Nog zes raceweekenden te gaan en nog 180 punten te verdienen dit seizoen. Wil Norris zijn eerste rijderskampioenschap in de wacht slepen, zal hij gemiddeld negen punten per raceweekend goed moeten maken op Verstappen. Als we kijken naar de afgelopen raceweekenden, is Norris sinds de GP van Miami in feite slechts één punt ingelopen.
Verstappen: "Niets is gegarandeerd van beide kanten"

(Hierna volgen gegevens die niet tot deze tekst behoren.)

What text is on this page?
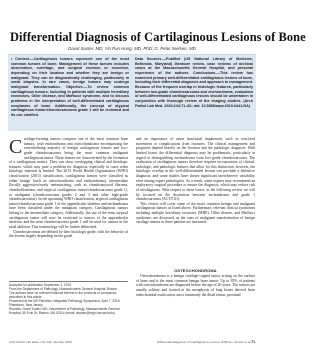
Differential Diagnosis of Cartilaginous Lesions of Bone
David Suster, MD; Yin Pun Hung, MD, PhD; G. Petur Nielsen, MD
• Context.—Cartilaginous tumors represent one of the most common tumors of bone. Management of these tumors includes observation, curettage, and surgical excision or resection, depending on their location and whether they are benign or malignant. They can be diagnostically challenging, particularly in small biopsies. In rare cases, benign tumors may undergo malignant transformation. Objective.—To review common cartilaginous tumors, including in patients with multiple hereditary exostoses, Ollier disease, and Maffucci syndrome, and to discuss problems in the interpretation of well-differentiated cartilaginous neoplasms of bone. Additionally, the concept of atypical cartilaginous tumor/chondrosarcoma grade 1 will be reviewed and its use clarified.
Data Sources.—PubMed (US National Library of Medicine, Bethesda, Maryland) literature review, case reviews of archival cases at the Massachusetts General Hospital, and personal experience of the authors. Conclusions.—This review has examined primary well-differentiated cartilaginous lesions of bone, including their differential diagnosis and approach to management. Because of the frequent overlap in histologic features, particularly between low-grade chondrosarcoma and enchondroma, evaluation of well-differentiated cartilaginous lesions should be undertaken in conjunction with thorough review of the imaging studies. (Arch Pathol Lab Med. 2020;144:71–82; doi: 10.5858/arpa.2019-0441-RA)

Cartilage-forming tumors comprise one of the most common bone tumors, with enchondroma and osteochondroma encompassing the overwhelming majority of benign cartilaginous lesions and low-grade chondrosarcoma being the most common malignant cartilaginous tumor. These tumors are characterized by the formation of a cartilaginous matrix. They can show overlapping clinical and histologic features, which may pose a problem for diagnosis, especially in cases when histology material is limited. The 2013 World Health Organization (WHO) classification (2013) classification, cartilaginous tumors were classified as either benign (such as osteochondroma and enchondroma), intermediate (locally aggressive/rarely metastasizing, such as chondromyxoid fibroma, chondroblastoma, and atypical cartilaginous tumor/chondrosarcoma grade 1), or malignant (chondrosarcoma grades 2 and 3 and other high-grade chondrosarcomas). In the upcoming WHO classification, atypical cartilaginous tumor/chondrosarcoma grade 1 of the appendicular skeleton and enchondroma have been classified under the malignant category. Cartilaginous tumors belong to the intermediate category. Additionally, the use of the term atypical cartilaginous tumor will now be restricted to tumors of the appendicular skeleton, and the term chondrosarcoma grade 1 will be used for tumors in the axial skeleton. This terminology will be further delineated.

Chondrosarcomas are defined by their histologic grade, with the behavior of the lesions largely depending on the grade

Accepted for publication September 3, 2019.

From the Department of Pathology, Massachusetts General Hospital, Boston.

The authors have no relevant financial interest in the products or companies described in this article.

Presented at the 6th Princeton Integrated Pathology Symposium; April 7, 2019; Plainsboro, New Jersey.

Reprints: David Suster, MD, Department of Pathology, Massachusetts General Hospital, 55 Fruit St, Boston, MA 02114 (email: dsuster@mgh.harvard.edu).

and on importance of cause functional impairment, such as restricted movement or complications from fractures. The clinical management and prognosis depend heavily on the location and the pathologic diagnosis. With limited tissue, the differential diagnosis may be problematic, particularly in regard to distinguishing enchondroma from low-grade chondrosarcoma. The evaluation of cartilaginous tumors therefore requires incorporation of clinical, radiologic, and pathologic features that allow for this distinction; however, the histologic overlap in the well-differentiated lesions can preclude a definitive diagnosis, and some studies have shown significant interobserver variability even among expert pathologists. As a result, some experts may recommend an exploratory surgical procedure to ensure the diagnosis, which may reduce risk of misdiagnosis. With respect to these issues, in the following review we will be focused on the distinction between enchondroma and grade 1 chondrosarcoma (ACT/CS1).

This review will cover some of the more common benign and malignant cartilaginous tumors as listed above. Furthermore, relevant clinical syndromes including multiple hereditary exostoses (MHE), Ollier disease, and Maffucci syndrome, are discussed, as the rates of malignant transformation of benign cartilage tumors in these patients are increased.

OSTEOCHONDROMA

Osteochondroma is a benign cartilage-capped tumor arising on the surface of bone and is the most common benign bone tumor. Up to 85% of patients with osteochondroma are diagnosed before the age of 20 years. The tumors are usually solitary and located at the metaphysis of long bones derived from endochondral ossification, most commonly the distal femur, proximal

Arch Pathol Lab Med—Vol 144, January 2020	Differential Diagnosis of Cartilaginous Lesions of Bone—Suster et al 71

De voor hem ‘positieve’ voortekens zeggen echter niet veel volgens Verstappen. Voorafgaand aan de GP van de Verenigde Staten wilde Verstappen niets weten van een favorietenrol in het kampioenschap. “Het is een 50-50 kans. Ik bedoel, ik weet het niet. Er is veel dat goed of fout kan gaan in die zes races, plus sprintraces. Dus niets is gegarandeerd van beide kanten. We zullen zien. Ik denk liever niet te veel vooruit en leef echt van weekend tot weekend," aldus Verstappen.
Verstappen houdt zich dus liever niet te veel bezig met de lange termijn. Dit is volgens de drievoudig wereldkampioen belangrijk: “Ik denk er liever niet te veel over na. Zoals ik al zei, ik leef gewoon van raceweekend naar raceweekend, omdat je anders alleen maar onnodige gedachten in je hoofd stopt, wat ook weer energie kost en die wil ik niet verspillen.”
Ook Charles Leclerc kan op papier nog het rijderskampioenschap winnen. De Monegask heeft een achterstand van 86 punten op de Nederlander. Of de Ferrari-coureur nog deel uitmaakt van het titelgevecht? Dat liet Verstappen met een kort maar krachtig antwoord weten: "Nee, niet echt."